Alan Cobcroft | |
Office: | Member of the Legislative Council |
Term Start: | 1932 |
Term End: | 1935 |
Birth Place: | Sydney, New South Wales |
Death Date: | 5 September 1955 (aged 70) |
Death Place: | Auckland, New Zealand |
Profession: | Planter |
Alan Ridge Cobcroft (died 5 September 1955) was a Western Samoan planter and politician.
Cobcroft was the son of parents from the Sydney suburb of Summer Hill.[1] He attended Sydney Grammar School and represented the school in football, rowing and running.[1] He also played for Newtown in the Sydney Rugby Premiership as a full-back. After leaving school, he moved to Fiji in 1907 to work on the sugar plantations of C.S.R.[2] [1] He moved to Western Samoa in 1911 to manage Papaseea Plantations, and became manager of the Mulifanua Coconut Plantation during World War I.[1] After a brief stint working in the Territory of New Guinea, he returned to Western Samoa and established his own cocoa plantation.[1] He became President of the Planters Association and Vice President of Apia Turf Club.[1]
Cobcroft contested the 1932 elections to the Legislative Council with the support of the Chamber of Commerce and the Planters' Association.

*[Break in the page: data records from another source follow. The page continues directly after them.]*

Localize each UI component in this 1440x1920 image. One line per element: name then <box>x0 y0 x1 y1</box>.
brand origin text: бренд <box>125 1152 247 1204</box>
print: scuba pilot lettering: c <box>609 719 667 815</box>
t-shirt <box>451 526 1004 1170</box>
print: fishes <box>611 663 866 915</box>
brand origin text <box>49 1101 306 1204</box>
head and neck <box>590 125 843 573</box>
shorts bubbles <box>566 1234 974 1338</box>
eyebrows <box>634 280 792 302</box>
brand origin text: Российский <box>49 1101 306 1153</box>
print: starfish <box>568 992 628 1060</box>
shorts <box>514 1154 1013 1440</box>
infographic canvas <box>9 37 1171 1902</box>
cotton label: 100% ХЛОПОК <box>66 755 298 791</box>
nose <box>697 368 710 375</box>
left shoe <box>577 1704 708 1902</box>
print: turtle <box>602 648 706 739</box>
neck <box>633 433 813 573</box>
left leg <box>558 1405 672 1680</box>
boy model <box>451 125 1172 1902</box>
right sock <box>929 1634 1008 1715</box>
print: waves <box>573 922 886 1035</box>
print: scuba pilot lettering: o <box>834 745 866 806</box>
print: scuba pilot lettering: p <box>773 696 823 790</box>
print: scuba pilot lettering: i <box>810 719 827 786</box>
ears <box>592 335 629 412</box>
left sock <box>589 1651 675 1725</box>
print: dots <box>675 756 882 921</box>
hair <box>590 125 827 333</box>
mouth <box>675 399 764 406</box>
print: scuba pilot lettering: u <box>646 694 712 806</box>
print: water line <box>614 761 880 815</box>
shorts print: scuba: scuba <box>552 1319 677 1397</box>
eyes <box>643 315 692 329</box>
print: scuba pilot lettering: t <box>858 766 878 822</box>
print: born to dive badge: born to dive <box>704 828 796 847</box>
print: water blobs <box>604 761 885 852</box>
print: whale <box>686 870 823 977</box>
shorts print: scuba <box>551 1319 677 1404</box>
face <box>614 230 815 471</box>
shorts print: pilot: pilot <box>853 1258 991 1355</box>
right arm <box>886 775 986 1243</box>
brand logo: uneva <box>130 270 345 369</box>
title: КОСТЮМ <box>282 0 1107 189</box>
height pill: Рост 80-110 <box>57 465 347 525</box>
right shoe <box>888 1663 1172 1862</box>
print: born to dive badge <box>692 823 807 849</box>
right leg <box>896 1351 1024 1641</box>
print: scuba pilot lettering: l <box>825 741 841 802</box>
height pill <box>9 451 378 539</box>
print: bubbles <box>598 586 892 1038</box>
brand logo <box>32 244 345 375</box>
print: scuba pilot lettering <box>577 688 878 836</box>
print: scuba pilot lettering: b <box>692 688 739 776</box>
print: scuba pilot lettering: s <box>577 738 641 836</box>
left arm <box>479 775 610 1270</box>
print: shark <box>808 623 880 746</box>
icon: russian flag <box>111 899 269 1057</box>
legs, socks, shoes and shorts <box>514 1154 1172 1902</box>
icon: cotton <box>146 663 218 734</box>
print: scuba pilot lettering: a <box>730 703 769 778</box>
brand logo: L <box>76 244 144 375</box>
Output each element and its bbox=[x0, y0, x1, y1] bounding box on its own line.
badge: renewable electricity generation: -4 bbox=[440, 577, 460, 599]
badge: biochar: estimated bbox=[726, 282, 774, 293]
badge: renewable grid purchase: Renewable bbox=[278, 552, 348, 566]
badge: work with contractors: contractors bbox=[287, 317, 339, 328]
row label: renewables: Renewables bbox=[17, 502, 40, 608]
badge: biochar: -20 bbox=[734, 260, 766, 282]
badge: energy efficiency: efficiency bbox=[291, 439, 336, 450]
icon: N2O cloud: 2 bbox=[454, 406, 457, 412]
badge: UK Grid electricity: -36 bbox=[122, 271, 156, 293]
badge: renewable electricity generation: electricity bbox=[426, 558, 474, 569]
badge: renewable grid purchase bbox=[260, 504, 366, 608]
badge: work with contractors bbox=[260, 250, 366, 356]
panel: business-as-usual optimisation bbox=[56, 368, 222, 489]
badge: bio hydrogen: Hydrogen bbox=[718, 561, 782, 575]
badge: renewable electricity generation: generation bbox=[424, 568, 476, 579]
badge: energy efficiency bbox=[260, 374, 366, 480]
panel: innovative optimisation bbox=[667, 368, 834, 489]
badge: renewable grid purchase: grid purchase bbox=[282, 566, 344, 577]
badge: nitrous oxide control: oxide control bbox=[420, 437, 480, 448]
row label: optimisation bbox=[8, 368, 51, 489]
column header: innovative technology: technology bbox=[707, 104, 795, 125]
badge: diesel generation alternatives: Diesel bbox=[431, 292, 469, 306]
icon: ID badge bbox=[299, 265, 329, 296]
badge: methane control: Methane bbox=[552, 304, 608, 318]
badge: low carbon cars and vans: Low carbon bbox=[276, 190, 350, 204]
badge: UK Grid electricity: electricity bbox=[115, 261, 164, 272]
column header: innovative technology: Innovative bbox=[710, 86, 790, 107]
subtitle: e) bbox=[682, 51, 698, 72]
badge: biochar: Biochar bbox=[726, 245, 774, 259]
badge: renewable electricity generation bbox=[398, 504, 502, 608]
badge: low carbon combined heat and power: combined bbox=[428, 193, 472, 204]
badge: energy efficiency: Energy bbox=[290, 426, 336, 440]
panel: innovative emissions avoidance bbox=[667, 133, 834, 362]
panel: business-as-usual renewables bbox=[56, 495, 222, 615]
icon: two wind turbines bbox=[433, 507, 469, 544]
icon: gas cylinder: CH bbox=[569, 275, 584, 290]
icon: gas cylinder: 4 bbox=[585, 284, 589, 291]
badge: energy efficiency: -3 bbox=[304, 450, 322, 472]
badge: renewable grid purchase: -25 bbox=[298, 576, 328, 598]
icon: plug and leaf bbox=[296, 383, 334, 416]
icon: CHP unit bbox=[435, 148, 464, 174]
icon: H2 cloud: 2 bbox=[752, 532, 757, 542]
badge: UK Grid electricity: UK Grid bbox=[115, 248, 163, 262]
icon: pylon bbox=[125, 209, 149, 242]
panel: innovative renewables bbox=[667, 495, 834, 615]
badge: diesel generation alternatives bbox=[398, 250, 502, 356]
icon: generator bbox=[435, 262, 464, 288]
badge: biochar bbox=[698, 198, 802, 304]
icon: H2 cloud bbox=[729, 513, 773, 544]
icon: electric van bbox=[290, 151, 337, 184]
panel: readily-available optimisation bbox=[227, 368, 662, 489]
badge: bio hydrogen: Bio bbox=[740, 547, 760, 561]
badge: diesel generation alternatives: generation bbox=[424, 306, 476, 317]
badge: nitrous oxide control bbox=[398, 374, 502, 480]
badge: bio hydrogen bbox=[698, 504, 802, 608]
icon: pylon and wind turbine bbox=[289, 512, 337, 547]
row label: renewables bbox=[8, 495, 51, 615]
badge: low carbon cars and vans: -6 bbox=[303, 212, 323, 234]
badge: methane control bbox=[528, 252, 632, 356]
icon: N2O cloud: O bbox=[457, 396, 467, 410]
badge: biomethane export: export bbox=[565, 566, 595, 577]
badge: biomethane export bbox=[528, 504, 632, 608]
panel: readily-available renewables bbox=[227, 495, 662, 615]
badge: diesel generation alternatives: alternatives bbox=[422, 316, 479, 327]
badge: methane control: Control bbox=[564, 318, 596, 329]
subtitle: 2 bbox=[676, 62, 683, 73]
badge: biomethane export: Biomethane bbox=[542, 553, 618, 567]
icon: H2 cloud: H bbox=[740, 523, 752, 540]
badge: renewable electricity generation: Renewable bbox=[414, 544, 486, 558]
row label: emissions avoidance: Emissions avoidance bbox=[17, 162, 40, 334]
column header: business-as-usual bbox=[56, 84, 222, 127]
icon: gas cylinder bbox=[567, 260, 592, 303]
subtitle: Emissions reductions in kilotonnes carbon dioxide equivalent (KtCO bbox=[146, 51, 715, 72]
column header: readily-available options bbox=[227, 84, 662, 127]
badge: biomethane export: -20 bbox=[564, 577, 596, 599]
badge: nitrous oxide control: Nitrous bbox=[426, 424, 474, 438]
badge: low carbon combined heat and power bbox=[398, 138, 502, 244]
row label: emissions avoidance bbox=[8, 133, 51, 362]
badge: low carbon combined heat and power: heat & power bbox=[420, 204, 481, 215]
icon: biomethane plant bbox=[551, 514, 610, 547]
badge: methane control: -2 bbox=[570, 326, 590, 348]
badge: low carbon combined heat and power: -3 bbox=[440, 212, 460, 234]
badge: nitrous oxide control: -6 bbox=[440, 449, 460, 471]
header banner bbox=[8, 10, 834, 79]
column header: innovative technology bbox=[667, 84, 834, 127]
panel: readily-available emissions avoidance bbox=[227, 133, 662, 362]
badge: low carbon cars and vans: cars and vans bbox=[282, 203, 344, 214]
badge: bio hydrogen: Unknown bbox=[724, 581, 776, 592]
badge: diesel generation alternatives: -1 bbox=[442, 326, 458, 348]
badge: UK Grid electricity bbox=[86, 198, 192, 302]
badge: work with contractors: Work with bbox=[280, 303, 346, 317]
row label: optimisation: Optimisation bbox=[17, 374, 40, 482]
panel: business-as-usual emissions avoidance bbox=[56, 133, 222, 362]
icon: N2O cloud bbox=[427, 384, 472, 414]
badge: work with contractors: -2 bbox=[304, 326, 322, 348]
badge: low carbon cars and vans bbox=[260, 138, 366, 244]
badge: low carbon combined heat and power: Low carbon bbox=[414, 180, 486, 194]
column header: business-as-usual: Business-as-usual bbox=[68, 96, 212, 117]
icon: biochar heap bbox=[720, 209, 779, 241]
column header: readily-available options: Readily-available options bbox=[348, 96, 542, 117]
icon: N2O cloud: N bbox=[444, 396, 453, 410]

He was elected alongside his brother-in-law Irving Carruthers.[1] He unexpectedly lost his seat in the 1935 elections, receiving the fewest votes of the four candidates running for the two seats.[3] The following year he was amongst the founders of the United Progressive Party, becoming its first chairman.[4]
He died on 5 September 1955 in Auckland at the age of 70.[5]